Save Michigan's Public Schools has also posted the 302 page Michigan Public Education Finance Act Draft Legislation (and I'm linking to it) in case you are looking for some light reading [joke!]. This would replace our current school aid legislation, but it would make things much worse, not better.

Here is why:
"In a nutshell, the proposed Michigan Public Education Finance Act (which would replace the existing School Aid Act of 1979) erases school attendance boundaries, allowing students to take their assigned chunk of funding and use it anywhere
they like (if the receiving school agrees), including taking courses in multiple locations. The legislation also throws a big, juicy bone to the Wild West of on-line education, reinforces test-based 'performance,' and gives students $2500 per semester for early graduation." (Nancy Flanagan in EdWeek, in a blog post titled, "What's the Matter with Michigan?"
Dr. Vickie Markavitch, Superintendent of the Oakland Schools (I think of the Oakland Intermediate School District) has an excellent video on the subject of the pending legislation, and I encourage you to: a) watch it and b) share it.

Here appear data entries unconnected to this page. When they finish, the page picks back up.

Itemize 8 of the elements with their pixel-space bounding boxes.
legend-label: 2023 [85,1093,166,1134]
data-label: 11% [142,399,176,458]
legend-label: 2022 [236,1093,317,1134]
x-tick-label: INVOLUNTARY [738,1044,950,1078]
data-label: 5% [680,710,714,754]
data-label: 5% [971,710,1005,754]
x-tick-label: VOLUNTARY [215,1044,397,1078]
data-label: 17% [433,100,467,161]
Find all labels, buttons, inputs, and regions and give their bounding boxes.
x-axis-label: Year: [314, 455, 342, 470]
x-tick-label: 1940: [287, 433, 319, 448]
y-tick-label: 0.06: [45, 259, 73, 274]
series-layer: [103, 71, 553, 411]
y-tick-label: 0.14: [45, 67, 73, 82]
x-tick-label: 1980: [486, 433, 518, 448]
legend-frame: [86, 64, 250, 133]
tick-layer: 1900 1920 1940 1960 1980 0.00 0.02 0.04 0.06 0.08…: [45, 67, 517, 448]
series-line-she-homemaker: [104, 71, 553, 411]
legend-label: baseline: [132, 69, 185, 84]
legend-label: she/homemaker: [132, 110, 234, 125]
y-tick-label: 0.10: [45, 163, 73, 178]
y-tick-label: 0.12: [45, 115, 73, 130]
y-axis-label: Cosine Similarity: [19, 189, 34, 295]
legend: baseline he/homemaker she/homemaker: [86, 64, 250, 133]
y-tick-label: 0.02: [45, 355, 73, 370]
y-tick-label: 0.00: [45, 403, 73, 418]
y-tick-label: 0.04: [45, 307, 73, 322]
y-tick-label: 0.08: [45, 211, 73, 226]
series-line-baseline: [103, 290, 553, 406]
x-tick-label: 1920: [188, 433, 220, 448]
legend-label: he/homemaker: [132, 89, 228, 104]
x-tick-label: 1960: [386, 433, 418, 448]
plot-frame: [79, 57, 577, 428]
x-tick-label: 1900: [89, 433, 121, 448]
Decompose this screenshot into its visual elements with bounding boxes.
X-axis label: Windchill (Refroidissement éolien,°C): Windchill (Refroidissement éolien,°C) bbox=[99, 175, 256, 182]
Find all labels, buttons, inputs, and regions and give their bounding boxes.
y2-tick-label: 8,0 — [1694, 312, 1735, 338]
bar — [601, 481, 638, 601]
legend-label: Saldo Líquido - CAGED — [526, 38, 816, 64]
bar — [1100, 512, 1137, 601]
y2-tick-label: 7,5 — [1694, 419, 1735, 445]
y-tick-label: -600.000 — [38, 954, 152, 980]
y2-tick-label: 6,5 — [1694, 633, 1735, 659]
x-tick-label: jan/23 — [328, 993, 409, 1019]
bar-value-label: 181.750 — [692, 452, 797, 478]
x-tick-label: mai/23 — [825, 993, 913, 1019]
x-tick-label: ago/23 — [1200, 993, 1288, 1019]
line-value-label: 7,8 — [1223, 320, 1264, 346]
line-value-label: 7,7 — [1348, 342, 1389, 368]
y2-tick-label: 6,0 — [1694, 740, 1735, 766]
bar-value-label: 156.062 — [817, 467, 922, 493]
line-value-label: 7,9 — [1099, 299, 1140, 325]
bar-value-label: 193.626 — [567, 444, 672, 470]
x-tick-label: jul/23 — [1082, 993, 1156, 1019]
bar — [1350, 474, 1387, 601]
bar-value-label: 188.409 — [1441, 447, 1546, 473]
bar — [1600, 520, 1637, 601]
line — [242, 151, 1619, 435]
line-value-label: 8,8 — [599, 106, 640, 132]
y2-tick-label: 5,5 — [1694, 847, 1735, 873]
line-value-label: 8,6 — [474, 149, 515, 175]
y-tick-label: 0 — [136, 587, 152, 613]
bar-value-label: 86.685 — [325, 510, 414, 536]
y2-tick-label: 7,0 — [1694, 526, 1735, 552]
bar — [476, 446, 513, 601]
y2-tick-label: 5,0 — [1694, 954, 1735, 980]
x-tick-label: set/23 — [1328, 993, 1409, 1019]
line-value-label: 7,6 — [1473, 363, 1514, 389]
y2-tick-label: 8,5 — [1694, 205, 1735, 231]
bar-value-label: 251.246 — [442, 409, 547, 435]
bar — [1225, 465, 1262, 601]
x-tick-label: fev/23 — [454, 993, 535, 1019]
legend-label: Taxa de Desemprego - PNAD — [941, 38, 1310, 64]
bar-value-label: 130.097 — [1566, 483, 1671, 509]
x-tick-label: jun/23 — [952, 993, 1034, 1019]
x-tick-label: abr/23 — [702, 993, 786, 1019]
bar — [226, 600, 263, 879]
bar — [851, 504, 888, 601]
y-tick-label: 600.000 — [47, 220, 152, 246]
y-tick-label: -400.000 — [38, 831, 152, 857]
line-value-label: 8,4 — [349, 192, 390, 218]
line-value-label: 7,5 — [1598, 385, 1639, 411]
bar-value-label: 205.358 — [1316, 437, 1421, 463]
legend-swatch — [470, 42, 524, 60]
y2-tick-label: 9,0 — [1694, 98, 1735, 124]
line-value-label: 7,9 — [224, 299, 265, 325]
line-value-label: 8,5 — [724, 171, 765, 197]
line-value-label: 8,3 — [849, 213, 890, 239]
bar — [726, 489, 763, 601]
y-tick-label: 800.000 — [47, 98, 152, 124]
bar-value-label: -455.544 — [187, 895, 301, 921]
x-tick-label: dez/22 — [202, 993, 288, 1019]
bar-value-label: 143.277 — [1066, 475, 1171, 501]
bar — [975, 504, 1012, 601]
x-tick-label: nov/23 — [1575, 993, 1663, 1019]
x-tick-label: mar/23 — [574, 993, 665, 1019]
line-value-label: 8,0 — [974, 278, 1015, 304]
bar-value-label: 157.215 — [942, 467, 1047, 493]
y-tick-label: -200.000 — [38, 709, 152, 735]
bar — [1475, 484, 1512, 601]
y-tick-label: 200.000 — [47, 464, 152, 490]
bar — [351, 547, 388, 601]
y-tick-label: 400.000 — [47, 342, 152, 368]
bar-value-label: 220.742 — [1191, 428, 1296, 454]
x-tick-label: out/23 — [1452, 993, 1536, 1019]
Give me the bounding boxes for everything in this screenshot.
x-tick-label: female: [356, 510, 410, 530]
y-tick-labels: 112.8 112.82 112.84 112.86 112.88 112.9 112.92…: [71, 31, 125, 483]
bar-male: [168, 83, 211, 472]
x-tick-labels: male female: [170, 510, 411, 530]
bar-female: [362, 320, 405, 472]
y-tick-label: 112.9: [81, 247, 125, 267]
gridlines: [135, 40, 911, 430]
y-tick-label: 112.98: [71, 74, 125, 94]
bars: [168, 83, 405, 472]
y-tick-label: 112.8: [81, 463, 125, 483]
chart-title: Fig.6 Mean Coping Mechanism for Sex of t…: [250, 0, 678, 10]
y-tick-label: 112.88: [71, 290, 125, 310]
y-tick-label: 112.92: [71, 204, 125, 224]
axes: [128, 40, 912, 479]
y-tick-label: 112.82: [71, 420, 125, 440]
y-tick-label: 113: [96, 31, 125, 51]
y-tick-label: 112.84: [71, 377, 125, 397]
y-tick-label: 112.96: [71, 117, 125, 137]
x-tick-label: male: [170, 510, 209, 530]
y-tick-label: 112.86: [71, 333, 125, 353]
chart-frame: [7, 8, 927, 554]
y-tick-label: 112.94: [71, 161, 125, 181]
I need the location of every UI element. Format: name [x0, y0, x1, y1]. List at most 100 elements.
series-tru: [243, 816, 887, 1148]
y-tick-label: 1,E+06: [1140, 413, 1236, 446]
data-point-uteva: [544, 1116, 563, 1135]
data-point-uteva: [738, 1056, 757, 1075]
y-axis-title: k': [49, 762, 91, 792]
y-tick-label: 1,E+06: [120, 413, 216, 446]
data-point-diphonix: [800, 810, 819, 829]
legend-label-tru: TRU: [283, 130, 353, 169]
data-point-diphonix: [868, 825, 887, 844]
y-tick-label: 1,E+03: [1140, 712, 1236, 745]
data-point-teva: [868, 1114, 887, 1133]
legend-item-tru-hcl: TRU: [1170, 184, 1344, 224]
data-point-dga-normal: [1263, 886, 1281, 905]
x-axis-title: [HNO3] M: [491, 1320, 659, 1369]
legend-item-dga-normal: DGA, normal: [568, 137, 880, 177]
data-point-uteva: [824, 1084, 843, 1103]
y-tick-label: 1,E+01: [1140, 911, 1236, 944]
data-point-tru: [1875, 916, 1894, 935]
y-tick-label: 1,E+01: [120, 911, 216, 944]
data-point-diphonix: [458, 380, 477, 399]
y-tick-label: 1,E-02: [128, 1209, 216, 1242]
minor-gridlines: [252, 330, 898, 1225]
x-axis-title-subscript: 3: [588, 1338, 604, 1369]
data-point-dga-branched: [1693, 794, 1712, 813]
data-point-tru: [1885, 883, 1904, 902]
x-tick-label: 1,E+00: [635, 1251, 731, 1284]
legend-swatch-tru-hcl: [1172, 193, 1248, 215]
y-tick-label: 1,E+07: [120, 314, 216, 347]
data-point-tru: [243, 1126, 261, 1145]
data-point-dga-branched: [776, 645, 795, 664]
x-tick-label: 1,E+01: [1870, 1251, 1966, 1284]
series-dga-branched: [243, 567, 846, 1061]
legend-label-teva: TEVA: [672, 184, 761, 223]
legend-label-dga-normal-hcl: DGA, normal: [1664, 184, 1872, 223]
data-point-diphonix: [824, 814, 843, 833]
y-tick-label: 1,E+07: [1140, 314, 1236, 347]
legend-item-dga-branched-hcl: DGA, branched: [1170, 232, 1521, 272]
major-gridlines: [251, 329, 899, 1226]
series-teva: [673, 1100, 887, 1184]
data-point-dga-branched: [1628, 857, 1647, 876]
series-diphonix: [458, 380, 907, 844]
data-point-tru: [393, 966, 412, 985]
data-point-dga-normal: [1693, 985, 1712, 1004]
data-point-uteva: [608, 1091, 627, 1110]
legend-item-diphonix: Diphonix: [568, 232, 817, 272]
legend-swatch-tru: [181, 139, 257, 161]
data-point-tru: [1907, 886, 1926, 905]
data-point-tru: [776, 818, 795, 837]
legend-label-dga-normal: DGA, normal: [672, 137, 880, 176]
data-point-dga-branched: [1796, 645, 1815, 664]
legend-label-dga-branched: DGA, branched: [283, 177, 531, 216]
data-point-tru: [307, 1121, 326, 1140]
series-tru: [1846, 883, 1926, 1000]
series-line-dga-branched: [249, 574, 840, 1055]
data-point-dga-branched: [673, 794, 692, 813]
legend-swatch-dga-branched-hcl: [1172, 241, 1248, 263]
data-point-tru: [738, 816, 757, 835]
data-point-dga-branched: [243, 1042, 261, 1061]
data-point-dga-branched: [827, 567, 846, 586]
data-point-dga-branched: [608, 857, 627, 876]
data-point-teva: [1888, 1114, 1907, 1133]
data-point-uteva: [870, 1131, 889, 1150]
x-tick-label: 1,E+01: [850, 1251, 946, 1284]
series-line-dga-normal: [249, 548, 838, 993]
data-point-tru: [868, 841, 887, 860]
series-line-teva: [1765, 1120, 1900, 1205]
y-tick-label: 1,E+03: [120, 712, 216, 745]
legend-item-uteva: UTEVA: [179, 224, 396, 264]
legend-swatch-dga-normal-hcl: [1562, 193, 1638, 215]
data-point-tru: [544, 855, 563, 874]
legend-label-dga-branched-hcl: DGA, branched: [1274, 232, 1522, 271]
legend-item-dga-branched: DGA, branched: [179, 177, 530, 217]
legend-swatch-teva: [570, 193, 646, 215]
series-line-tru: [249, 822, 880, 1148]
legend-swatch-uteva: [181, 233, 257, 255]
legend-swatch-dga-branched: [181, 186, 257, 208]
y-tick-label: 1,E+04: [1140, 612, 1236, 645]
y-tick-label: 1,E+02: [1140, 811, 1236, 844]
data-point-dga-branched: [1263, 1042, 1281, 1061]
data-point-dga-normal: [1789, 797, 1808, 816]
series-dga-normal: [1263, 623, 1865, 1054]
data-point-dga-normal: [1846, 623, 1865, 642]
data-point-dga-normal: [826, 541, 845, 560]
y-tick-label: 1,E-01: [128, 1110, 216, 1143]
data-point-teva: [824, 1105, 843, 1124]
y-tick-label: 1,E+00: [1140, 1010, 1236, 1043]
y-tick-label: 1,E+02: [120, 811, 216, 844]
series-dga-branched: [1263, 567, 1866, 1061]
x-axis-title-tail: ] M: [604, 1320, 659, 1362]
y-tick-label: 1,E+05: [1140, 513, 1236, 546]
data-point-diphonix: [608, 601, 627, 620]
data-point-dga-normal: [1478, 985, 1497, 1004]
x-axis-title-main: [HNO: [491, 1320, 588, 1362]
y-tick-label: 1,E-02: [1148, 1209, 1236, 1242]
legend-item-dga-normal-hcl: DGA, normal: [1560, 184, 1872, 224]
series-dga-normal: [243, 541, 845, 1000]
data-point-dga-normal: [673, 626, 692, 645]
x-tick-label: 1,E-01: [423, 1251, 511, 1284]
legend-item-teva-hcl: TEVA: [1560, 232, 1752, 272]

UPDATE:  Also, there is this--

Michigan for Quality Schools
Supporting proven education reform
What: A news conference unveiling new coalition of education, parent and business leaders opposed to continued experiments on Michigan children and supporting proven education reform.
When: 1 p.m. Monday, Dec. 3
Where: Room 424, Michigan Capitol
Who: Steve Norton of Michigan Parents for Schools, Michigan Association of School Boards Executive Director Kathy Hayes, State Board of Education President John Austin, Michigan Association of School Administrators Executive Director William Mayes and others.
Why: To reject efforts to experiment with Michigan children by ending locally controlled school systems and introduce a for-profit education system in Michigan.
To support proven quality reforms by examining policies of states with a track record of success in Gov. Snyder’s education dashboard metrics.To call for public hearings across Michigan to expose these issues to the parents of Michigan, not shove them through the lame duck session of the Legislature with minimal debate.
A wide coalition of varied interests have been galvanized by campaigns to pass major education experiments in the lame duck legislature, including bills to allow for-profit education companies to cherry pick students and to give the still-unproven Education Achievement Authority the ability to create an unlimited number of schools without regard to quality. The organization also opposes the Oxford Foundations’ plan to gamble with Michigan students, which would end locally controlled school districts.